CMNS 801: Research Methodology for Graduate Students

The following guide is intended to be an introduction to higher level research strategies appropriate for finding peer-reviewed articles and other scholarly content, whether investigating appropriate research methodologies, identifying key literature, staying current in your field, etc.  There are also links to research tools and services intended to save you time and support your work as a graduate student.

As the liaison librarian for Communication at SFU, I'd be pleased to consult about your specific research needs, whether it's tracking down a specific title, identifying relevant literature or managing the information flow.

Powerpoint slides from Jan 17, 2022, Zoom workshop with Sylvia Roberts, Liaison Librarian, and Robyn Long, Graduate Writing Coordinator

Contact info


If you need help, please contact Sylvia Roberts, Liaison Librarian for Communication & Contemporary Arts at 778.782.3681 or sroberts@sfu.ca or Ask a librarian.

Literature Review

Communication research is widely cross-disciplinary. Your research interests may also be served by databases covering related fields (sociology, political science, computing science, health sciences, business, cultural institutions).  You can find databases grouped by subject (disciplinary groupings) or try searching a multi-disciplinary sources like Google Scholar, to help you identify research across fields.

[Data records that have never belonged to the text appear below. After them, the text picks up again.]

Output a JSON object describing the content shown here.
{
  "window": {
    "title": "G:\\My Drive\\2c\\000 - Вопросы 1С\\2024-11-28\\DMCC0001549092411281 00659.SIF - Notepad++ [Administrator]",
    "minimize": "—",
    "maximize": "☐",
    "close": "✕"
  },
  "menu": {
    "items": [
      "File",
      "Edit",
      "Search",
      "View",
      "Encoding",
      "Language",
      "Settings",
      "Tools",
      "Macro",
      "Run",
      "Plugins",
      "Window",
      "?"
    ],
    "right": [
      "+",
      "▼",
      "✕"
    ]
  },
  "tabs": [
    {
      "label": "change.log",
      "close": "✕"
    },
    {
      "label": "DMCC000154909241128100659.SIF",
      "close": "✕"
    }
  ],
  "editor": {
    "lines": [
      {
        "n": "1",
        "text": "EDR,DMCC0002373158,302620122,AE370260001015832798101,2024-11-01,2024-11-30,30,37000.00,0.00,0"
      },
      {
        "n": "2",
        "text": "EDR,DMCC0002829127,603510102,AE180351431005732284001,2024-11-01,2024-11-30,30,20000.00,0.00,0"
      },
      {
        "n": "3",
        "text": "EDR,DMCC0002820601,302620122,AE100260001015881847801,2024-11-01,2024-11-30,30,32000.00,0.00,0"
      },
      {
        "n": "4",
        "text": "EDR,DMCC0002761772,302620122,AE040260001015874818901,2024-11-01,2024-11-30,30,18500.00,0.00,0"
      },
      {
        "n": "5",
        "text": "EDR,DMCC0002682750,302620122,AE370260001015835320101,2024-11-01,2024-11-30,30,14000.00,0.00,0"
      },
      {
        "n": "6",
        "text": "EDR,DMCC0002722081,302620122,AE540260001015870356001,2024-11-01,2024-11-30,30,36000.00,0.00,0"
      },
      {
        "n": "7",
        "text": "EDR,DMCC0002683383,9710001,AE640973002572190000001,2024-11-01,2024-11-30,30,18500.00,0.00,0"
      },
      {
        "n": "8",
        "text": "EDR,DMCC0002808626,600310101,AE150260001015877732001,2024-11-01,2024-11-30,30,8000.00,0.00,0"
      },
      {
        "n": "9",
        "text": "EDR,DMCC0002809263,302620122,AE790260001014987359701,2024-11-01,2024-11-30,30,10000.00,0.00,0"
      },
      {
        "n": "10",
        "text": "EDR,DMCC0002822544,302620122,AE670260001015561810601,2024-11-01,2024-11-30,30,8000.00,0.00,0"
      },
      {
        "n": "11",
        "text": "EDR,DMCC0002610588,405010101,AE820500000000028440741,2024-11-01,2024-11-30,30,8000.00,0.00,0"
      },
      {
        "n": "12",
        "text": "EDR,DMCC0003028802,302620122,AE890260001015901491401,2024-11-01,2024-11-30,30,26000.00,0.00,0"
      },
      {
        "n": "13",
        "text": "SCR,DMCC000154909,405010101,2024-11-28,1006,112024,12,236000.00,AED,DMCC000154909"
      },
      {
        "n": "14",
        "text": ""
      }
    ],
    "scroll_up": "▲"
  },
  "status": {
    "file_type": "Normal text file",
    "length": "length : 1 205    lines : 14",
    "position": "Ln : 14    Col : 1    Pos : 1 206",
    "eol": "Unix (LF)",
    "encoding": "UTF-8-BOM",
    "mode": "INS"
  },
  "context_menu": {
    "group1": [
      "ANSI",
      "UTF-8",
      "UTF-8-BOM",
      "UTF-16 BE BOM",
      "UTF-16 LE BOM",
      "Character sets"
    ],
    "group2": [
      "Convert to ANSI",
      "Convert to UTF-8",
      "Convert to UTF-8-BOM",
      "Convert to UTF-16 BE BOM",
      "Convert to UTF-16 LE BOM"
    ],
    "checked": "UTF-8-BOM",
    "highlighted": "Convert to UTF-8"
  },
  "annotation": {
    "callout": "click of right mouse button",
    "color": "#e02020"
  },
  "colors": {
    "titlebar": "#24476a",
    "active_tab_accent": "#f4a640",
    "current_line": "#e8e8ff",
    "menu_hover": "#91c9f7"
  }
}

DON'T miss these key tools:

Communication & Mass Media Complete Indexes complete contents of more than 500 journals related to communication & media studies, with selected indexing of 150 more journals, with good coverage of linguistics and film as well

Web of Science  Index to articles in major journals in science, technology, social sciences with some arts & humanities content.  NO controlled vocabulary so you need to use synonyms and related terms to ensure comprehensive searching.  Enables citation searching and for "related records", article that have citations in common, even if they don't cite each other.

Google Scholar  Indexes the full text of articles, books, reports, academic web sites, reports, etc.  Good for cross-disciplinary and emerging fields of research. Relevancy ranking are citation counts are questionable; seems to be more of a popularity contest.

Oxford Bibliographies Online provides annotated bibliographies to key scholarly texts, organized by discipline and research theme. The entries are written by experts and reviewed regularly.  An excellent starting point for locating important literature and scholarly sources on a topic. Focuses on the arts, humanities, and social sciences.

NOTE:  If you can't get it at SFU, in print or electronically, use our Interlibrary Loan service to request it. There are no limits on the number of requests you can make and there's no charge for the service. 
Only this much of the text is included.